Kekayaan suasana dan identitas itulah yang membuat Yogyakarta berulang kali dipilih sebagai lokasi syuting sekaligus latar cerita berbagai film Indonesia. Film-film seperti “Ada Apa dengan Cinta? 2” (2016), “Kulari ke Pantai” (2018), “Bumi Manusia” (2019), hingga “Losmen Bu Broto” (2021) memanfaatkan pesona Yogyakarta dan sekitarnya untuk memperkuat atmosfer kisah yang disampaikan. Bagi para sineas, Yogyakarta bukan sekadar menawarkan panorama yang indah, melainkan juga ruang yang kaya akan nilai budaya, sejarah, dan kehidupan masyarakat. Karena itu, kota ini kerap hadir bukan hanya sebagai latar visual, tetapi sebagai “tokoh” yang ikut membangun emosi, konflik, dan makna dalam sebuah film.
Kali ini film yang mengambil Yogyakarta sebagai lokasi adalah “Sadali” garapan Kuntz Agus. Lewat film yang diangkat dari novel karya Pidi Baiq ini, Kuntz mengeksplor Yogyakarta sebagai latar kisah asmara tokoh-tokohnya. Sadali (Ajil Ditto) kembali ke Yogyakarta untuk mencari Mera (Adinia Wirasti), perempuan yang secara usia jauh lebih matang.
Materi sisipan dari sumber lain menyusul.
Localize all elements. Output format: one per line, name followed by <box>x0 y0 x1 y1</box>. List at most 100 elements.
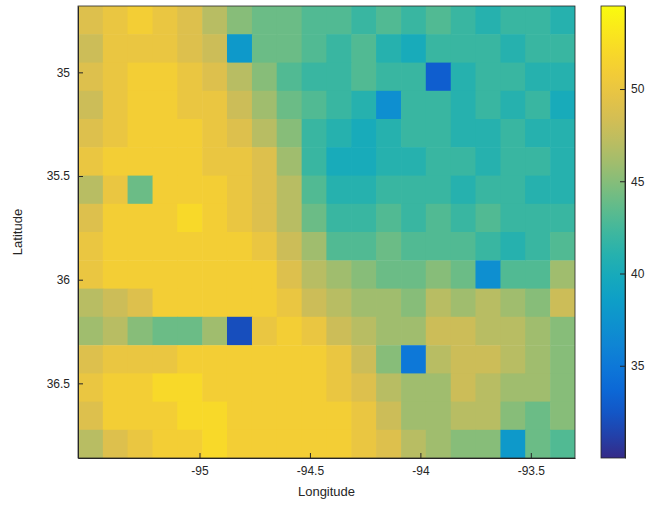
heat-cell <box>451 91 477 120</box>
heat-cell <box>78 373 103 402</box>
heat-cell <box>376 34 402 63</box>
heat-cell <box>103 63 129 92</box>
heat-cell <box>525 260 551 289</box>
heat-cell <box>376 260 402 289</box>
tick: -94 <box>412 453 430 478</box>
heat-cell <box>401 289 427 318</box>
tick: 50 <box>620 82 645 96</box>
heat-cell <box>376 119 402 148</box>
heat-cell <box>78 260 103 289</box>
heat-cell <box>351 430 377 458</box>
tick-mark <box>531 453 532 458</box>
heat-cell <box>103 373 129 402</box>
heat-cell <box>277 430 303 458</box>
heat-cell <box>525 34 551 63</box>
heat-cell <box>426 317 452 346</box>
heat-cell <box>153 345 179 374</box>
heat-cell <box>376 147 402 176</box>
heat-cell <box>252 402 278 431</box>
heat-cell <box>153 289 179 318</box>
heat-cell <box>128 176 154 205</box>
heat-cell <box>177 289 203 318</box>
heat-cell <box>302 289 328 318</box>
heat-cell <box>177 430 203 458</box>
heat-cell <box>500 119 526 148</box>
heat-cell <box>451 232 477 261</box>
heat-cell <box>500 373 526 402</box>
heat-cell <box>426 34 452 63</box>
tick-label: -93.5 <box>518 464 546 478</box>
heat-cell <box>227 63 253 92</box>
heat-cell <box>326 289 352 318</box>
heat-cell <box>475 34 501 63</box>
heat-cell <box>202 6 228 35</box>
heat-cell <box>103 6 129 35</box>
heat-cell <box>525 232 551 261</box>
heat-cell <box>153 232 179 261</box>
heat-cell <box>128 317 154 346</box>
heat-cell <box>525 204 551 233</box>
heat-cell <box>426 402 452 431</box>
heat-cell <box>252 260 278 289</box>
tick-mark <box>420 453 421 458</box>
heat-cell <box>451 63 477 92</box>
heat-cell <box>475 63 501 92</box>
heat-cell <box>500 232 526 261</box>
heat-cell <box>500 176 526 205</box>
heat-cell <box>550 119 575 148</box>
heat-cell <box>500 34 526 63</box>
heat-cell <box>277 402 303 431</box>
heat-cell <box>302 260 328 289</box>
heat-cell <box>277 345 303 374</box>
heat-cell <box>326 232 352 261</box>
colorbar <box>601 6 625 458</box>
heat-cell <box>351 402 377 431</box>
tick: 36.5 <box>47 377 83 391</box>
heat-cell <box>475 430 501 458</box>
heat-cell <box>227 147 253 176</box>
heat-cell <box>401 147 427 176</box>
heat-cell <box>302 345 328 374</box>
heat-cell <box>177 176 203 205</box>
axis-line <box>78 7 79 459</box>
heat-cell <box>550 147 575 176</box>
heat-cell <box>451 147 477 176</box>
heat-cell <box>500 91 526 120</box>
heat-cell <box>128 119 154 148</box>
heat-cell <box>401 176 427 205</box>
heat-cell <box>227 430 253 458</box>
heat-cell <box>525 373 551 402</box>
heat-cell <box>302 430 328 458</box>
heat-cell <box>103 317 129 346</box>
heat-cell <box>451 317 477 346</box>
heat-cell <box>500 289 526 318</box>
heat-cell <box>525 345 551 374</box>
heat-cell <box>78 430 103 458</box>
heat-cell <box>451 289 477 318</box>
tick-label: 50 <box>631 82 645 96</box>
heat-cell <box>550 63 575 92</box>
heat-cell <box>128 34 154 63</box>
heat-cell <box>128 402 154 431</box>
heat-cell <box>78 119 103 148</box>
heat-cell <box>475 232 501 261</box>
heat-cell <box>426 147 452 176</box>
heat-cell <box>103 34 129 63</box>
heat-cell <box>277 317 303 346</box>
heat-cell <box>103 204 129 233</box>
heat-cell <box>177 317 203 346</box>
heat-cell <box>227 260 253 289</box>
heat-cell <box>550 430 575 458</box>
heat-cell <box>401 402 427 431</box>
tick-mark <box>78 280 83 281</box>
heat-cell <box>227 6 253 35</box>
tick-mark <box>78 72 83 73</box>
heat-cell <box>103 232 129 261</box>
heat-cell <box>426 260 452 289</box>
heat-cell <box>202 147 228 176</box>
heat-cell <box>277 34 303 63</box>
heat-cell <box>451 176 477 205</box>
heat-cell <box>227 289 253 318</box>
heat-cell <box>550 317 575 346</box>
heat-cell <box>351 373 377 402</box>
Dalam film sebelumnya “Hidup Ini Lebih Banyak Kamu” (2024), dikisahkan Sadali menghadapi dilema saat dirinya mulai dekat dengan Mera, pada masa kuliahnya di Yogyakarta, mengingat dia telah bertunangan dengan Arnaza, seorang gadis di kampungnya, di Sumatra Barat.
Dalam film lanjutannya ini, Arnaza telah menikah dengan seorang lelaki yang baik dan sangat mencintainya tapi selalu disibukkan dengan pekerjaannya sehingga kurang memberi perhatian kepada Arnaza. Sementara itu, setelah membatalkan pernikahan dengan Arnaza, Sadali kembali mencari Mera di Yogyakarta. Pada saat yang sama Arnaza bersama suaminya pergi plesiran ke kota yang sama. Tanpa sepengetahuan suaminya Arnaza diam-diam menghubungi Sadali guna menyelesaikan permasalah mereka yang rupanya belum tuntas bagi keduanya.
Kini Sadali telah menjadi seoang pelukis yang karya-karyanya selalu ditunggu oleh galeri dan para kolektor lukisan. Namun rasa kehilangan Mera rupanya mengganggu produktivitasnya dalam berkarya, saat dia memaksakan diri, hasil lukisannya buruk. Upaya pencarian Sadali menemukan Mera inilah yang menggerakkan alur cerita film ini dengan mengeksplorasi romantisme Yogyakarta. Lewat pencarian Mera pula film ini hendak melestarikan mitos tentang cinta yang irasional. Bahwa orang rela mengambil risiko apa pun atas nama cinta. Termasuk risiko menghambur-hamburkan waktu demi mengejar cinta seorang janda yang menolaknya serta mempertaruhkan profesinya sebagai pelukis.
Film ini berhasil mengeksplorasi Yogyakarta, namun Yogyakarta yang romantik. Bukan Yogyakarta yang realistis, yang UMR-nya salah satu yang paling rendah di Indonesia. Maka yang hadir di film ini adalah galeri-galeri seni, kafe-kafe yang asyik buat bersantai, untuk diskusi tentang karya seni. Di tengah hidupnya yang sudah nyaman sebagai seniman yang lukisannya laku, Sadali justru digelisahkan oleh perasaan cita dan egonya. Bukan gelisah dengan banyaknya anak-anak putus sekolah, atau mahasiswa yang pontang-pontang mencari beasiswa guna mempertahankan kuliahnya. Dengan raut muka Sadali yang selalu terlihat sendu, dan tempo yang lamban serta alur yang longgar, film ini berpotensi membuat ngantuk penonton.